Wann man Bier holen sollte
Dabei gibt es empirisch belegt nur zwei oder drei geeignete Zeitpunkte, um frisches Bier zu holen. Eineinhalb Stunden vor dem Spiel, wenn ausschließlich Tagediebe und verlorene Seelen das Stadion bevölkern. 15 Minuten nach Anpfiff, wenn alle ihre Plätze eingenommen haben und sich auf dem Rasen noch ereignisarm abgetastet wird. Und in der 60. Minute, wenn sich der Rückstau aus der Halbzeitpause aufgelöst hat, die Offensive der Heimmannschaft bereits ergebnislos verpufft ist und das ganze Stadion einer unspektakulären 0:1‑Heimniederlage entgegendämmert.
Nur Todesmutige hingegen wagen sich ausgerechnet in der Halbzeitpause an die Tränke, wenn am Bierstand Zustände herrschen wie sonst nur bei der Neueröffnung Berliner Elektronikmärkte. Darwinistisches Gedrängel – selbst nach Bechern, die zu 90 Prozent mit Schaum gefüllt sind, weil gerade das Fass gewechselt werden musste, wird gierig gegrapscht, als verspräche der Trunk das ewige Leben.
Wie gesagt, ich bemühe mich, im Stadion nur in Maßen Bier zu konsumieren. Schon weil ich unter Alkoholeinfluss dazu neige, Spieler zu verwechseln. Was dazu führt, dass ich, wie bereits mehrfach geschehen, mit erhobenem Bierbecher den Rausschmiss verschiedener Spieler fordere und von den Umstehenden dann dezent darauf hingewiesen werde, dass die angeklagten Spieler nicht auf dem Platz stünden oder einer von ihnen schon vor vier Wochen den Verein gewechselt habe. Ähem. Schlimmeres noch geschah einem Fanzine-Kollegen aus Düsseldorf. Der lästerte einmal unter Alkoholeinfluss 90 Minuten hindurch lauthals über einen Mittelfeldspieler, bis eben dieser Spieler direkt nach dem Spielende in seine Richtung gelaufen kam. Nicht um ihm die notwendige Schelle zu verpassen, sondern um freudig seine Familie zu begrüßen, die die ganze Zeit direkt unter ihm gestanden hatte. Furchtbar.

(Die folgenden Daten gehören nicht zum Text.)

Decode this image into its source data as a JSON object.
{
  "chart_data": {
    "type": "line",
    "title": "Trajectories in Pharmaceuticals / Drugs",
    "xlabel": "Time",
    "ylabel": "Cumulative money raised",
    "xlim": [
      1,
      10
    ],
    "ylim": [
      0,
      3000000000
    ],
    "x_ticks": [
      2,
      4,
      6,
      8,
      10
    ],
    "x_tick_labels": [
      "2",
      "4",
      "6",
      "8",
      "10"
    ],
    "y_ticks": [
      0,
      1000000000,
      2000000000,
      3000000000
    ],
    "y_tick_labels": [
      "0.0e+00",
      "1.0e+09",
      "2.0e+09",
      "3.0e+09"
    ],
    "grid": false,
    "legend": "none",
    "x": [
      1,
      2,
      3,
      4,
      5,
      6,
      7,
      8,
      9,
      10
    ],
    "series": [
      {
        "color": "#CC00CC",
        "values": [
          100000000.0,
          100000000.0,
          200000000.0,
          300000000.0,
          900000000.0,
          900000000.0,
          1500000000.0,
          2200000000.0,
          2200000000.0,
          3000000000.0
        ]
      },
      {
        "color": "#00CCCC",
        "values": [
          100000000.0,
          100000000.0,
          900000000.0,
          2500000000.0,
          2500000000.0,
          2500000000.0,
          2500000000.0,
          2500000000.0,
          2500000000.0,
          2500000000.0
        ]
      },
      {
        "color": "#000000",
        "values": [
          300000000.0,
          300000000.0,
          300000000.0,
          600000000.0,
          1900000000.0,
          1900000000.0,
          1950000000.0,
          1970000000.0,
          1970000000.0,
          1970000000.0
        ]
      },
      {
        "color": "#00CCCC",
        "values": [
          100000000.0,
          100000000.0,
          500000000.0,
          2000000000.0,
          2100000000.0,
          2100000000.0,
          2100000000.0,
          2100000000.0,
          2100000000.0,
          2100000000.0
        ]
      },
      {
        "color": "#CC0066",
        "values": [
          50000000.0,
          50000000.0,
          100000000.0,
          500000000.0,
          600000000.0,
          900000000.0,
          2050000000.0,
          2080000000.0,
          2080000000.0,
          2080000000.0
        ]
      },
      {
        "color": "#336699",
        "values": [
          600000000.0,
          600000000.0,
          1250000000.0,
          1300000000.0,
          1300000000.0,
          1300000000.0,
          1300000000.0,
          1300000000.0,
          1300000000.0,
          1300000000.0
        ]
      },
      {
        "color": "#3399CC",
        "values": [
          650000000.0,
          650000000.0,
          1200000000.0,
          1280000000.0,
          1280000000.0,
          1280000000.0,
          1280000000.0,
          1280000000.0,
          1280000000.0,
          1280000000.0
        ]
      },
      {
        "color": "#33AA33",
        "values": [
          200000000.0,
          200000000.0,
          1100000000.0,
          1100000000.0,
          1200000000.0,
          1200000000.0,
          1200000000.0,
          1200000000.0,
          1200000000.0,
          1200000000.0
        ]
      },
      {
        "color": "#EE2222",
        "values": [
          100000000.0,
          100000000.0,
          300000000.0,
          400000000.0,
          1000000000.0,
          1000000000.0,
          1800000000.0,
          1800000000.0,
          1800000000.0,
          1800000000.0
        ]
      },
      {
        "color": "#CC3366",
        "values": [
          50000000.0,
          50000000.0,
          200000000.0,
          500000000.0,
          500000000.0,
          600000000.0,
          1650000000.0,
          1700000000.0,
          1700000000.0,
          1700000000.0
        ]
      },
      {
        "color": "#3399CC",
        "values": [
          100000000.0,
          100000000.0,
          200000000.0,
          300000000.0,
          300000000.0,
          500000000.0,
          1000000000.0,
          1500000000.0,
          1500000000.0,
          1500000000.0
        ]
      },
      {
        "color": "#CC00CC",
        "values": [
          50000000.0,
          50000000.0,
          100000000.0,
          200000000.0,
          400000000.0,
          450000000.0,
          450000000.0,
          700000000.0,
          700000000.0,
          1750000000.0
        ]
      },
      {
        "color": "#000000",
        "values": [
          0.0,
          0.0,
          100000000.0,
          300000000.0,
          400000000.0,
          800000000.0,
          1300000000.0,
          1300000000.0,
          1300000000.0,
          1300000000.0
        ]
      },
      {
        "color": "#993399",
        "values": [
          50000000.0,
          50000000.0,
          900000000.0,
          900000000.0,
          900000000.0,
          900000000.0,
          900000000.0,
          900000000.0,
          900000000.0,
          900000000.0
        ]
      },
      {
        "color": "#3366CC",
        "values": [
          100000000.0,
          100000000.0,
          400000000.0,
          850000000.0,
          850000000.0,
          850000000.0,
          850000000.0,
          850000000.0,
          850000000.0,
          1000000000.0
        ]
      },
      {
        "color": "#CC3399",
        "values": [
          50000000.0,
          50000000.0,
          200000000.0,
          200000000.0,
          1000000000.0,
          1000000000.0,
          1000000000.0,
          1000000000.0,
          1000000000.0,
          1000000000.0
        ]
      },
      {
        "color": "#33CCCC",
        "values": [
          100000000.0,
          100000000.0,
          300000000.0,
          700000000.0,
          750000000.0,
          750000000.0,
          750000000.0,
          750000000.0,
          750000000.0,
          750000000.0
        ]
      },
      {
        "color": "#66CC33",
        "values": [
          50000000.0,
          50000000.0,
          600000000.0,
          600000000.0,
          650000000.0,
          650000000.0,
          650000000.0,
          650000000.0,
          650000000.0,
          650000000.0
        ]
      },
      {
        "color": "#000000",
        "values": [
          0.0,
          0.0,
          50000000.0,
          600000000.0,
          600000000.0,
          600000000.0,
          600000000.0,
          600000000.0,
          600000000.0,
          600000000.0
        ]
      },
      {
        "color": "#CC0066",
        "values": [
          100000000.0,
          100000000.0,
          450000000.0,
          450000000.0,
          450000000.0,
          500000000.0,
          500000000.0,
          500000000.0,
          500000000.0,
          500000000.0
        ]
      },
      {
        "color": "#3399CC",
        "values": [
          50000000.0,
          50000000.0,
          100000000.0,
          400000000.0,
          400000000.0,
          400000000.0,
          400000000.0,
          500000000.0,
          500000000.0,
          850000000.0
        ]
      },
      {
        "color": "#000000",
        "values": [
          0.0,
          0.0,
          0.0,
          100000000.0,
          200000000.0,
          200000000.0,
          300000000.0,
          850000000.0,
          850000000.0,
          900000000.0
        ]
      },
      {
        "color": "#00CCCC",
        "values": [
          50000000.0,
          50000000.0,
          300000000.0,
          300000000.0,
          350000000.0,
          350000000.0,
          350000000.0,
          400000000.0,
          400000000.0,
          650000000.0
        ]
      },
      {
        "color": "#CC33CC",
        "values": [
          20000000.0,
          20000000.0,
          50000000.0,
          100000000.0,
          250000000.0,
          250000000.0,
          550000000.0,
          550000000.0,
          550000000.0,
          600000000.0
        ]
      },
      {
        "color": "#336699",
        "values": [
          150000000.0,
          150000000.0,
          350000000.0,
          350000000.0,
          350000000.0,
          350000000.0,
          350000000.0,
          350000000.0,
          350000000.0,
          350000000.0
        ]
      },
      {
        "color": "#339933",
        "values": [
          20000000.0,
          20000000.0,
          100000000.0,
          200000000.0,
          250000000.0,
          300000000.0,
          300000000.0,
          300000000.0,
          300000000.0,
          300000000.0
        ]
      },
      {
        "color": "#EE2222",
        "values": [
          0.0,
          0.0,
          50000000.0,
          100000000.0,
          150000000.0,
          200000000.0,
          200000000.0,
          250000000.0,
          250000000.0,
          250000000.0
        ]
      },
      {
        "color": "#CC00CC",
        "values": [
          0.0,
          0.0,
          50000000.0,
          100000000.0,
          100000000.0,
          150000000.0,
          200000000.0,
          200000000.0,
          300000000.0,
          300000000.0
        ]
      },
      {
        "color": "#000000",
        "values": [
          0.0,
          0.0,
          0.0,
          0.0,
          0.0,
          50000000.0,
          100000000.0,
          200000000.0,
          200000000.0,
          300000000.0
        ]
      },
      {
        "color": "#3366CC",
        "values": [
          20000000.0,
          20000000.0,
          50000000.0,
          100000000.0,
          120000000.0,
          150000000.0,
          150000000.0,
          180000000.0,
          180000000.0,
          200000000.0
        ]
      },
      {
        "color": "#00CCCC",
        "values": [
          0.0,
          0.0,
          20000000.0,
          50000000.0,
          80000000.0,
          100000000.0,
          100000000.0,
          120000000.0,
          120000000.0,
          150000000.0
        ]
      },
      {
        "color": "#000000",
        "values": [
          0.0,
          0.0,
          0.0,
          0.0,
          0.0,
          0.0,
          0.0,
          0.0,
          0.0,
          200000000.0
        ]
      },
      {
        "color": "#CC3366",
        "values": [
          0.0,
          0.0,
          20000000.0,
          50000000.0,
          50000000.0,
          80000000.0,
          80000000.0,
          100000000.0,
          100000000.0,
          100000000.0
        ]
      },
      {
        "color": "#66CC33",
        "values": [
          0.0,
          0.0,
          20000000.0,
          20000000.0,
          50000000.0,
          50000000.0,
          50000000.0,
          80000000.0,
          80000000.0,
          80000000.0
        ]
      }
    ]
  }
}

Eine Mischung aus Abscheu und Neid
So etwas will man nicht erleben. Tief in mir schlummert zudem die Furcht, eines Tages Akteur einer Szenerie zu werden, wie ich sie Anfang der Neunziger auf der Bielefelder Alm erlebte. Ein Fan hatte offensichtlich zu viel getrunken und beugte sich langsam vor, um sich zu übergeben. Anschließend erhob er sich wieder und setzte schon in der Aufwärtsbewegung wieder den Bierbecher an. Ein merkwürdiges Gefühl, wenn sich Abscheu mit Anflügen von Neid mischt.
Das Salmrohrer Ermittlungsverfahren gegen mich wurde übrigens schon acht Wochen später von der zuständigen Verbandsgemeinde Wittlich eingestellt. Der demolierte Zaun im Stadion war bereits nach wenigen Tage von fleißigen Handwerkern aufgerichtet worden und hielt genau bis zum 25. Mai. Dann war Rot-Weiss Essen zu Gast.